1) The Reading Test: Train Yourself to Read Faster

The test is about six weeks away on September 14th, and there’s a good chance you’ve yet to get to your summer reading.

As the ACT is a speed exam, you could practice picking up your pace as you read. For example, time yourself to see how long it currently takes you to read a page in the book you’re reading. Now see if you can read the next page faster without retaining less. The trick is to develop the skill of reading faster and retaining as much and hopefully more.

2) The English Test: Cut the Extra Words

As for the English portion of the exam, we’d suggest you start practicing on retired ACT tests that you can acquire online. Click here for the ACT’s free study guide, which includes a full length practice test.

A small tip: the test makes the assumption that most high school essays are too long. Look to take words out. Look to find the most direct sentence. Look to spot and delete the off topic sentences.

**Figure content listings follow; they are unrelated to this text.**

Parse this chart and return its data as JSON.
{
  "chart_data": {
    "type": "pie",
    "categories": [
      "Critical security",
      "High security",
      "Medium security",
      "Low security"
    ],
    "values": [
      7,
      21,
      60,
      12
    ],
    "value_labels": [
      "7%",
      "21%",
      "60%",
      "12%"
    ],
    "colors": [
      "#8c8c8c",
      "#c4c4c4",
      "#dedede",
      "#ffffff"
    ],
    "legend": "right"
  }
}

3) The Science Test: Know the Format

Spend some time reviewing the format of the test and the differences between the three section types. You should teach yourself to tell the difference between

  1. data representation passages (no headers),
  2. research summaries passages (study/experiment/activity headers and figures/tables), and
  3. conflicting scientists passages (looks like a reading passage, often with two to four scientists offering a one to two paragraph opinion).

Once you have the format of the test, develop a strategy for each passage type — we recommend reading the introduction ONLY in research summaries passages, and doing no prior reading in data representation passages. Finally, practice. Take note of where answers come from when you practice. Label the source for your information in the passage when you practice.

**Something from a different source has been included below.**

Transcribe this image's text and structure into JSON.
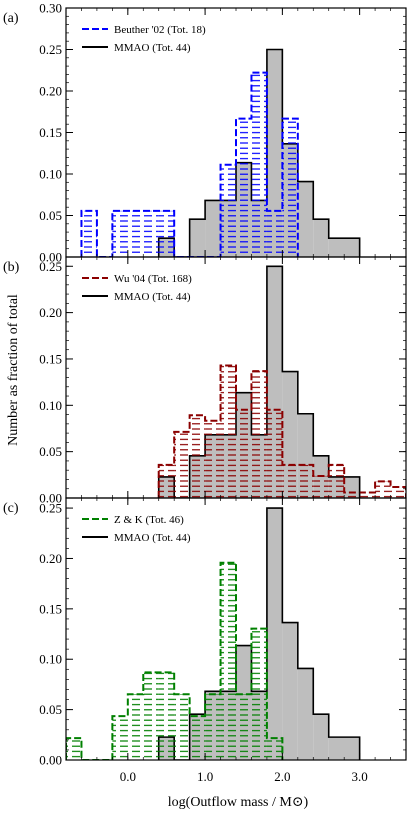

4) The Math Test: Know When to Skip

Learn your timing. You have sixty questions to complete in sixty minutes here, and they’ll get harder as you go. This is key strategically — it often doesn’t make sense to skip questions at the beginning of the test just to make sure you finish the test. In fact, most students might benefit by not finishing! But if your goal is to finish, you should be aiming, for example, to have 40 questions done in 30 minutes. The reason is simple — the last 20 are going to be much harder!

If you must skip a question in the first half of the test, make sure to return to it. Most students can complete these questions with a second try. However, if you’re stuck on a question near the back, there’s a decent chance it’s actually quite difficult and not worth spending too much time on. Keep going, because there are still likely to be a couple of questions in the 50-60 range that you can get done.

Lastly, don’t forget to learn your calculator. If you have a TI-84 like most students, this means making sure you have a quadratic formula program, understanding how to use the conics app, understanding how to use the solver, becoming a graphing expert, a table expert, knowing how to switch between radian and degree mode, and knowing how to edit the window and use the trace functions of the grapher.